If proved effective, the test could relieve many future patients of the burden of unnecessary chemotherapy, Professor Ananda said.
“We suspect that a subset of women with early stage ovarian cancer can be treated with surgery alone, but we currently treat all these patients as though their cancer may recur, with high dose chemotherapy,” she said.
“Undergoing chemotherapy is a huge imposition on a patient’s life, both because of the side effects patients have to endure as well as the time the treatment takes.”
There are four studies now recruiting for DYNAMIC: Professor Ananda’s pilot study in ovarian cancer patients; and three randomised controlled trials in patients with stage 2 colon cancer, stage 3 colon cancer, and rectal cancer.

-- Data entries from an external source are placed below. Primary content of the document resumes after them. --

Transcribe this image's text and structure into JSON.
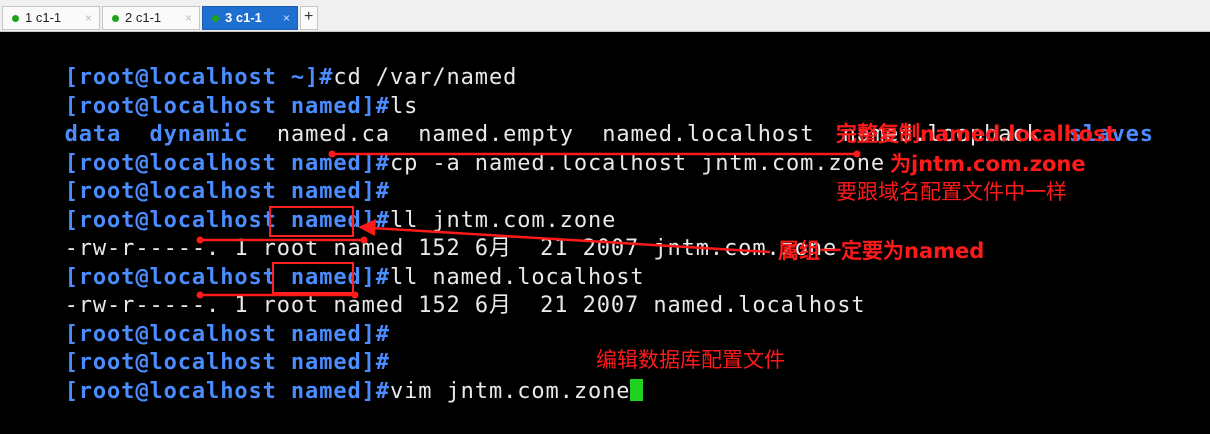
{
  "tabs": [
    {
      "label": "1 c1-1",
      "close": "×",
      "active": false
    },
    {
      "label": "2 c1-1",
      "close": "×",
      "active": false
    },
    {
      "label": "3 c1-1",
      "close": "×",
      "active": true
    }
  ],
  "new_tab": "+",
  "terminal": {
    "lines": [
      {
        "prompt": "[root@localhost ~]#",
        "text": "cd /var/named"
      },
      {
        "prompt": "[root@localhost named]#",
        "text": "ls"
      },
      {
        "ls": [
          "data",
          "dynamic",
          "named.ca",
          "named.empty",
          "named.localhost",
          "named.loopback",
          "slaves"
        ]
      },
      {
        "prompt": "[root@localhost named]#",
        "text": "cp -a named.localhost jntm.com.zone"
      },
      {
        "prompt": "[root@localhost named]#",
        "text": ""
      },
      {
        "prompt": "[root@localhost named]#",
        "text": "ll jntm.com.zone"
      },
      {
        "pre": "-rw-r-----. 1 root ",
        "group": "named",
        "post": " 152 6月  21 2007 jntm.com.zone"
      },
      {
        "prompt": "[root@localhost named]#",
        "text": "ll named.localhost"
      },
      {
        "pre": "-rw-r-----. 1 root ",
        "group": "named",
        "post": " 152 6月  21 2007 named.localhost"
      },
      {
        "prompt": "[root@localhost named]#",
        "text": ""
      },
      {
        "prompt": "[root@localhost named]#",
        "text": ""
      },
      {
        "prompt": "[root@localhost named]#",
        "text": "vim jntm.com.zone"
      }
    ]
  },
  "annotations": {
    "copy_line1": "完整复制named.localhost",
    "copy_line2": "为jntm.com.zone",
    "copy_line3": "要跟域名配置文件中一样",
    "group": "属组一定要为named",
    "edit": "编辑数据库配置文件"
  },
  "colors": {
    "prompt": "#4b8cff",
    "annotation": "#ff1a1a",
    "cursor": "#1fd11f",
    "active_tab": "#1f6fd1"
  }
}
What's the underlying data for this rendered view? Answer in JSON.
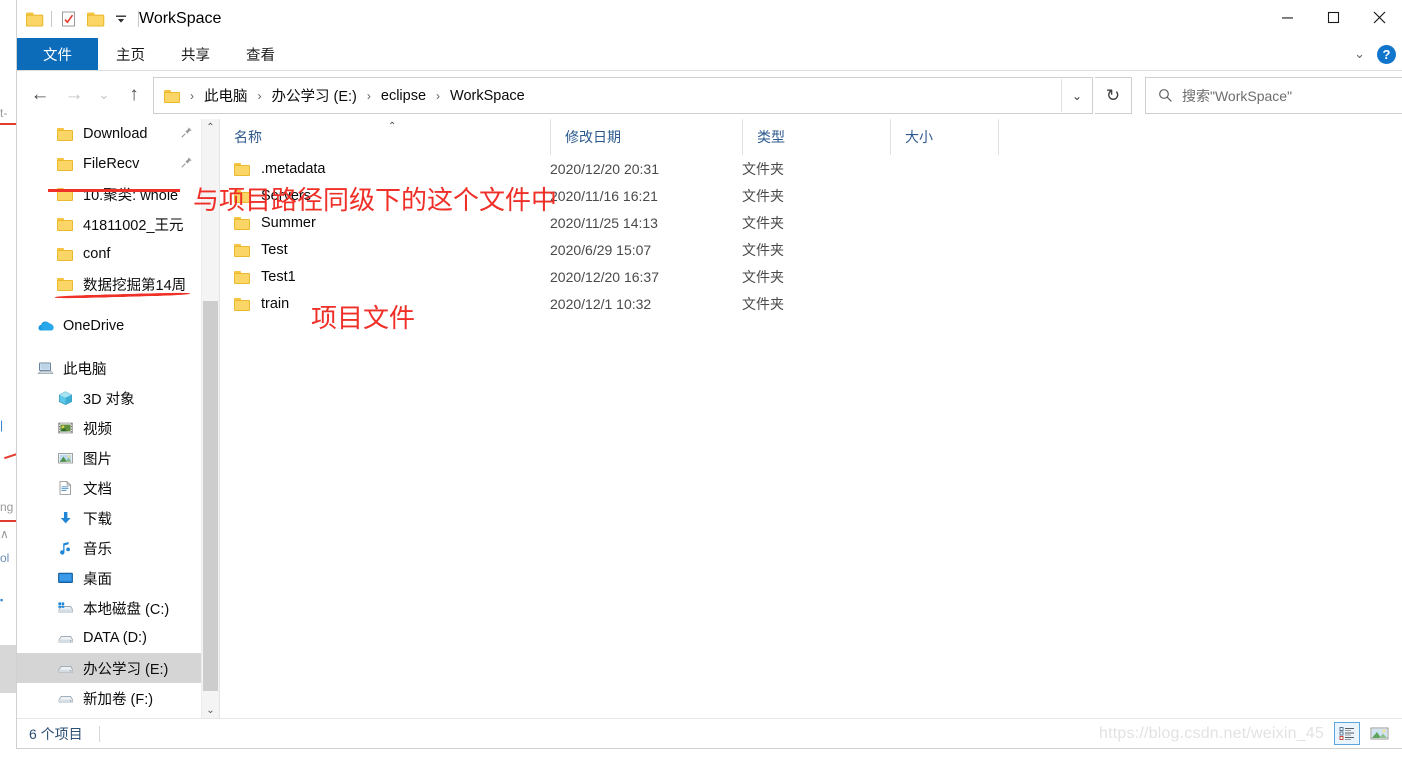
{
  "window": {
    "title": "WorkSpace",
    "quick_access": [
      {
        "name": "folder-icon",
        "label": ""
      },
      {
        "name": "properties-icon",
        "label": ""
      },
      {
        "name": "new-folder-icon",
        "label": ""
      },
      {
        "name": "customize-dropdown-icon",
        "label": "▾"
      }
    ],
    "controls": {
      "minimize": "—",
      "maximize": "□",
      "close": "✕"
    }
  },
  "ribbon": {
    "tabs": [
      {
        "label": "文件",
        "active": true
      },
      {
        "label": "主页",
        "active": false
      },
      {
        "label": "共享",
        "active": false
      },
      {
        "label": "查看",
        "active": false
      }
    ],
    "collapse_icon": "⌄",
    "help_label": "?"
  },
  "address": {
    "back_icon": "←",
    "forward_icon": "→",
    "recent_icon": "⌄",
    "up_icon": "↑",
    "breadcrumbs": [
      "此电脑",
      "办公学习 (E:)",
      "eclipse",
      "WorkSpace"
    ],
    "separator": "›",
    "dropdown_icon": "⌄",
    "refresh_icon": "↻"
  },
  "search": {
    "icon": "search-icon",
    "placeholder": "搜索\"WorkSpace\""
  },
  "nav_pane": {
    "items": [
      {
        "label": "Download",
        "icon": "folder",
        "indent": "lvl2",
        "pinned": true,
        "selected": false
      },
      {
        "label": "FileRecv",
        "icon": "folder",
        "indent": "lvl2",
        "pinned": true,
        "selected": false
      },
      {
        "label": "10.聚类: whole",
        "icon": "folder",
        "indent": "lvl2",
        "pinned": false,
        "selected": false
      },
      {
        "label": "41811002_王元",
        "icon": "folder",
        "indent": "lvl2",
        "pinned": false,
        "selected": false
      },
      {
        "label": "conf",
        "icon": "folder",
        "indent": "lvl2",
        "pinned": false,
        "selected": false
      },
      {
        "label": "数据挖掘第14周",
        "icon": "folder",
        "indent": "lvl2",
        "pinned": false,
        "selected": false
      },
      {
        "label": "OneDrive",
        "icon": "onedrive",
        "indent": "root",
        "pinned": false,
        "selected": false
      },
      {
        "label": "此电脑",
        "icon": "pc",
        "indent": "root",
        "pinned": false,
        "selected": false
      },
      {
        "label": "3D 对象",
        "icon": "3d",
        "indent": "lvl2",
        "pinned": false,
        "selected": false
      },
      {
        "label": "视频",
        "icon": "video",
        "indent": "lvl2",
        "pinned": false,
        "selected": false
      },
      {
        "label": "图片",
        "icon": "picture",
        "indent": "lvl2",
        "pinned": false,
        "selected": false
      },
      {
        "label": "文档",
        "icon": "document",
        "indent": "lvl2",
        "pinned": false,
        "selected": false
      },
      {
        "label": "下载",
        "icon": "download",
        "indent": "lvl2",
        "pinned": false,
        "selected": false
      },
      {
        "label": "音乐",
        "icon": "music",
        "indent": "lvl2",
        "pinned": false,
        "selected": false
      },
      {
        "label": "桌面",
        "icon": "desktop",
        "indent": "lvl2",
        "pinned": false,
        "selected": false
      },
      {
        "label": "本地磁盘 (C:)",
        "icon": "systemdrive",
        "indent": "lvl2",
        "pinned": false,
        "selected": false
      },
      {
        "label": "DATA (D:)",
        "icon": "drive",
        "indent": "lvl2",
        "pinned": false,
        "selected": false
      },
      {
        "label": "办公学习 (E:)",
        "icon": "drive",
        "indent": "lvl2",
        "pinned": false,
        "selected": true
      },
      {
        "label": "新加卷 (F:)",
        "icon": "drive",
        "indent": "lvl2",
        "pinned": false,
        "selected": false
      }
    ],
    "pin_glyph": "📌",
    "scroll_up_icon": "⌃",
    "scroll_down_icon": "⌄"
  },
  "file_list": {
    "columns": [
      {
        "label": "名称",
        "sorted": true,
        "sort_dir": "asc"
      },
      {
        "label": "修改日期",
        "sorted": false
      },
      {
        "label": "类型",
        "sorted": false
      },
      {
        "label": "大小",
        "sorted": false
      }
    ],
    "rows": [
      {
        "name": ".metadata",
        "date": "2020/12/20 20:31",
        "type": "文件夹",
        "size": ""
      },
      {
        "name": "Servers",
        "date": "2020/11/16 16:21",
        "type": "文件夹",
        "size": ""
      },
      {
        "name": "Summer",
        "date": "2020/11/25 14:13",
        "type": "文件夹",
        "size": ""
      },
      {
        "name": "Test",
        "date": "2020/6/29 15:07",
        "type": "文件夹",
        "size": ""
      },
      {
        "name": "Test1",
        "date": "2020/12/20 16:37",
        "type": "文件夹",
        "size": ""
      },
      {
        "name": "train",
        "date": "2020/12/1 10:32",
        "type": "文件夹",
        "size": ""
      }
    ]
  },
  "annotations": {
    "color": "#ef2f28",
    "items": [
      {
        "text": "与项目路径同级下的这个文件中"
      },
      {
        "text": "项目文件"
      }
    ]
  },
  "status_bar": {
    "item_count": "6 个项目",
    "views": [
      {
        "name": "details-view-button",
        "active": true
      },
      {
        "name": "large-icons-view-button",
        "active": false
      }
    ]
  },
  "watermark": "https://blog.csdn.net/weixin_45",
  "background_window": {
    "lines": [
      "t-",
      "ng",
      "∧",
      "ol"
    ]
  }
}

The ovarian cancer study is observational, looking for an association between ctDNA and recurrence. The bowel cancer studies are interventional, with patients randomized to either ctDNA-guided care (only receiving chemotherapy if ctDNA is detected) or to usual care at their clinician’s discretion (blinded to their ctDNA result). The trials are expected to run until 2019 for ovarian cancer and 2021 for bowel cancer.
The ctDNA blood test was developed through a collaboration between the Walter and Eliza Hall Institute and Johns Hopkins Kimmel Cancer Centre, US. Its potential use in population cancer screening is also being explored.